Vivekananda Kendra Yoga Vedanta Centre has 830 branches all over India. It says 3-5 practitioners from every batch are choosing yoga as profession. "Yoga is the solution to all the present problems of mankind like disintegration of families and social systems and disturbed mind, because of which ailments, violence, ecological imbalance etc happen.

Yoga in our Kendra is not presented as yoga therapy but a way of life, which would bring about paradigm shift, which would change the present reductionist way of life and bring Integral holistic way of life," says Ravi Sharma, Yoga Trainer, Vivekananda Kendra Yoga Vedanta Centre. Speaking of yoga for all age groups, Madhu, a Yoga trainer, says kids are excited about yoga and women take it seriously for health development and older adults who practise it are more likely to be in better mental and physical shape.

Age gracefully

Yoga helps facilitate ageing gracefully and for many reasons every age group loves yoga and thus it's growing more as a profession. Older people can be in the midst of pretty big life changes such as going from work to retirement, children leaving home and bodies changing. It brings everything into a state of balance. "People often also say it helps with aches and pains, high blood pressure." she added.

Food rules for yoga

A healthy diet is crucial when you practise any physical exercise intensely. According to yogis and the trainers, diet is an integral part of yoga. "Knowledge of 'Amruthahara' will help to attain best results along with yoga, nuts and guards packed with disease-fighting antioxidants and rich in fiber that helps keep hunger at bay, thus adding these in the diet will benefit health for yoga practitioners," says Dr Bhavani, Superintendent, Nature Cure Hospital. "Following a schedule and balance diet everyday will ease and cure half of abnormalities, Yoga shouldn't be practiced immediately after lunch but must have 2 and half hour time gap" she added.

Yoga controls diabetes type-2

Yoga can do more than just relax your body in mind especially if you're living with diabetes. Certain poses may help lower blood pressure and blood sugar levels while also improving circulation, Regular practice may even help reduce your risk for other complications of diabetes, such as heart disease.

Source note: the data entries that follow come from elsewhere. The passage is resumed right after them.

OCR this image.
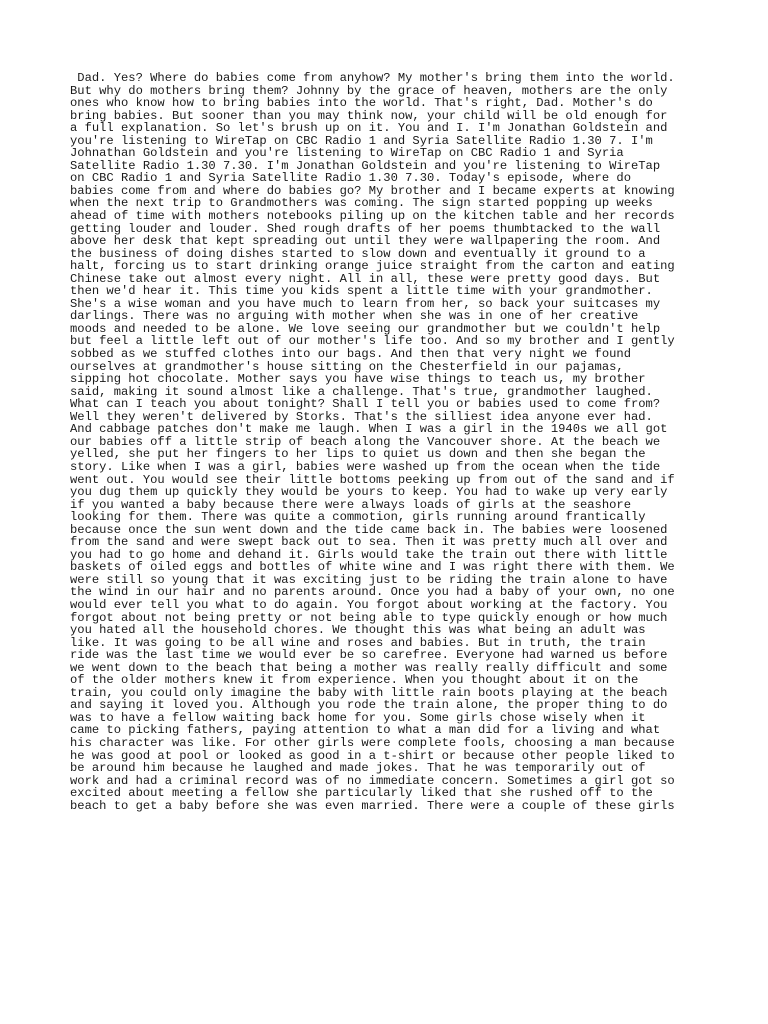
Dad. Yes? Where do babies come from anyhow? My mother's bring them into the world.
But why do mothers bring them? Johnny by the grace of heaven, mothers are the only
ones who know how to bring babies into the world. That's right, Dad. Mother's do
bring babies. But sooner than you may think now, your child will be old enough for
a full explanation. So let's brush up on it. You and I. I'm Jonathan Goldstein and
you're listening to WireTap on CBC Radio 1 and Syria Satellite Radio 1.30 7. I'm
Johnathan Goldstein and you're listening to WireTap on CBC Radio 1 and Syria
Satellite Radio 1.30 7.30. I'm Jonathan Goldstein and you're listening to WireTap
on CBC Radio 1 and Syria Satellite Radio 1.30 7.30. Today's episode, where do
babies come from and where do babies go? My brother and I became experts at knowing
when the next trip to Grandmothers was coming. The sign started popping up weeks
ahead of time with mothers notebooks piling up on the kitchen table and her records
getting louder and louder. Shed rough drafts of her poems thumbtacked to the wall
above her desk that kept spreading out until they were wallpapering the room. And
the business of doing dishes started to slow down and eventually it ground to a
halt, forcing us to start drinking orange juice straight from the carton and eating
Chinese take out almost every night. All in all, these were pretty good days. But
then we'd hear it. This time you kids spent a little time with your grandmother.
She's a wise woman and you have much to learn from her, so back your suitcases my
darlings. There was no arguing with mother when she was in one of her creative
moods and needed to be alone. We love seeing our grandmother but we couldn't help
but feel a little left out of our mother's life too. And so my brother and I gently
sobbed as we stuffed clothes into our bags. And then that very night we found
ourselves at grandmother's house sitting on the Chesterfield in our pajamas,
sipping hot chocolate. Mother says you have wise things to teach us, my brother
said, making it sound almost like a challenge. That's true, grandmother laughed.
What can I teach you about tonight? Shall I tell you or babies used to come from?
Well they weren't delivered by Storks. That's the silliest idea anyone ever had.
And cabbage patches don't make me laugh. When I was a girl in the 1940s we all got
our babies off a little strip of beach along the Vancouver shore. At the beach we
yelled, she put her fingers to her lips to quiet us down and then she began the
story. Like when I was a girl, babies were washed up from the ocean when the tide
went out. You would see their little bottoms peeking up from out of the sand and if
you dug them up quickly they would be yours to keep. You had to wake up very early
if you wanted a baby because there were always loads of girls at the seashore
looking for them. There was quite a commotion, girls running around frantically
because once the sun went down and the tide came back in. The babies were loosened
from the sand and were swept back out to sea. Then it was pretty much all over and
you had to go home and dehand it. Girls would take the train out there with little
baskets of oiled eggs and bottles of white wine and I was right there with them. We
were still so young that it was exciting just to be riding the train alone to have
the wind in our hair and no parents around. Once you had a baby of your own, no one
would ever tell you what to do again. You forgot about working at the factory. You
forgot about not being pretty or not being able to type quickly enough or how much
you hated all the household chores. We thought this was what being an adult was
like. It was going to be all wine and roses and babies. But in truth, the train
ride was the last time we would ever be so carefree. Everyone had warned us before
we went down to the beach that being a mother was really really difficult and some
of the older mothers knew it from experience. When you thought about it on the
train, you could only imagine the baby with little rain boots playing at the beach
and saying it loved you. Although you rode the train alone, the proper thing to do
was to have a fellow waiting back home for you. Some girls chose wisely when it
came to picking fathers, paying attention to what a man did for a living and what
his character was like. For other girls were complete fools, choosing a man because
he was good at pool or looked as good in a t-shirt or because other people liked to
be around him because he laughed and made jokes. That he was temporarily out of
work and had a criminal record was of no immediate concern. Sometimes a girl got so
excited about meeting a fellow she particularly liked that she rushed off to the
beach to get a baby before she was even married. There were a couple of these girls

"Yoga practice is useful in the management of various lifestyle diseases, including type 2 diabetes. Psycho-neuro-endocrine and immune mechanisms are involved in the beneficial effects of yoga on diabetes. Yoga participation has been correlated with fruit and vegetable intake, as well as improved eating habits and mindful eating practices," according to Sujatha Stephen, Nutritionist, Yashoda Hospital. Meditation and ability to heighten mindfulness may be beneficial in controlling binge-eating patterns. Mindful eating in diabetes has shown to facilitate improvements in dietary intake, modest weight loss, and glycemic control, she added.